ANVISA points out that in some provinces of Canada, compounding pharmacy exists only in university hospitals, precisely because it is impossible to guarantee for a medicine produced by hand the same quality control as a modern industry. The agency asserts that "if there is a need for artisanal production of a drug, it must be the exception and this must be very well justified clinically".

From the point of view of public health, the growing concern with the manipulation of medicines in magistral pharmacies is based on reports by ANVISA inspection teams and cases investigated by the agency's pharmacovigilance, including several deaths. In fact, in 2003 the deaths of four children were registered due to the misuse of manipulated drugs that contained a high content of clonidine, a substance used as a growth stimulator. Such an incident led ANVISA to issue a Resolution (RE nº. 1621 of 03/10/2003) prohibiting the manipulation of “low therapeutic index” drugs.

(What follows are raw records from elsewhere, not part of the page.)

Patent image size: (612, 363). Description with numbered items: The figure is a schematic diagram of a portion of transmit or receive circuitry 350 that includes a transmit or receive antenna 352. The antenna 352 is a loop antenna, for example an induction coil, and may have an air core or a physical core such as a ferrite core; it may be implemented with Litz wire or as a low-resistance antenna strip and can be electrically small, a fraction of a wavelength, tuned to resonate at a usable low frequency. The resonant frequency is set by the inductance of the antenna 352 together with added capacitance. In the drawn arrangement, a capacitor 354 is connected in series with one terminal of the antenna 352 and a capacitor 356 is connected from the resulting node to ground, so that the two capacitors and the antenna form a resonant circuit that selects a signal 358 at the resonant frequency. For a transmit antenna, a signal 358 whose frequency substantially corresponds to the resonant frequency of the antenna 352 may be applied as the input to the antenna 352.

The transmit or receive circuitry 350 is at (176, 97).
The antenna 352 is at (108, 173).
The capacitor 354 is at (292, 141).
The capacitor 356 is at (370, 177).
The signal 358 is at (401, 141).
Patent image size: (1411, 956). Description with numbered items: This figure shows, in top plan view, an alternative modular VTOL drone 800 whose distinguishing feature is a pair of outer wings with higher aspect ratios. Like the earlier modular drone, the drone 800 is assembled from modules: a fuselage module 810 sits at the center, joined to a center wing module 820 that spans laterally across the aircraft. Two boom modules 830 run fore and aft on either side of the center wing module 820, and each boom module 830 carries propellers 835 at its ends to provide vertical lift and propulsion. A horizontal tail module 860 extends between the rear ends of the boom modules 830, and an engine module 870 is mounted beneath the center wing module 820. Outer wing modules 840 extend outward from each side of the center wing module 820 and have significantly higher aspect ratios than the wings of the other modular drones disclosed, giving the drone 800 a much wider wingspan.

Notwithstanding what happened, at the end of 2003, ANVISA revoked RE 1621, once again allowing the manipulation of “low therapeutic index” drugs despite the recommendation to the contrary by sanitarians, pharmacologists and technicians. Unfortunately, in 2004 more deaths occurred due to manipulated drugs containing the substance clonidine.

According to the final report of the Medicines CPI, of 30/05/2000, corticosteroids (dexamethasone), antibiotics (cephalexin and tetracycline), antiarrhythmics (amiodarone), corticosteroid hormones (prednisone), among others, are quite manipulative and production problematic. However, currently all of these substances are susceptible to manipulation in magistral pharmacies in Brazil.

In the text “subsidies to the discussion on the regulation proposal for magistral pharmacies”, presented in a Public Hearing at the Chamber of Deputies, in June 2005, ANVISA makes it clear that the guarantee of safety is a fundamental item when it comes to public health . To ensure the quality and safety of medicines offered to the public, health surveillance requires industries to carry out validation procedures at the various stages of the production process. According to the agency, the struggle to see the rules that configure good manufacturing practices, as well as all other pertinent to health surveillance, has been constant. In that text, ANVISA points out that when a batch of raw material arrives, in addition to checking the analysis reports sent by the supplier, the industry has to carry out its own tests, keeping the input in quarantine until the completion of these tests. After the beginning of the process, samples are collected in several stages, until each batch of the final product, before being released, undergoes laboratory verification once again.

ANVISA admits that in the case of masterful manipulation, the procedures for quality assurance are practically unviable, as they require specific equipment that most manipulation pharmacies do not have, as well as a quantity of products that allow samples to be taken. representative, which also does not occur in the case of pharmacies of this kind.

When faced with the manipulation of high-power and low-dose drugs, for example, small variations in the production process, including the possibility of unpredictable random errors, can lead to catastrophic results. When looking at the real danger of the situation, ANVISA states that "in the order of magnitude of millionths of a gram, a particle the size of a grain of sand can mean a fatal dose".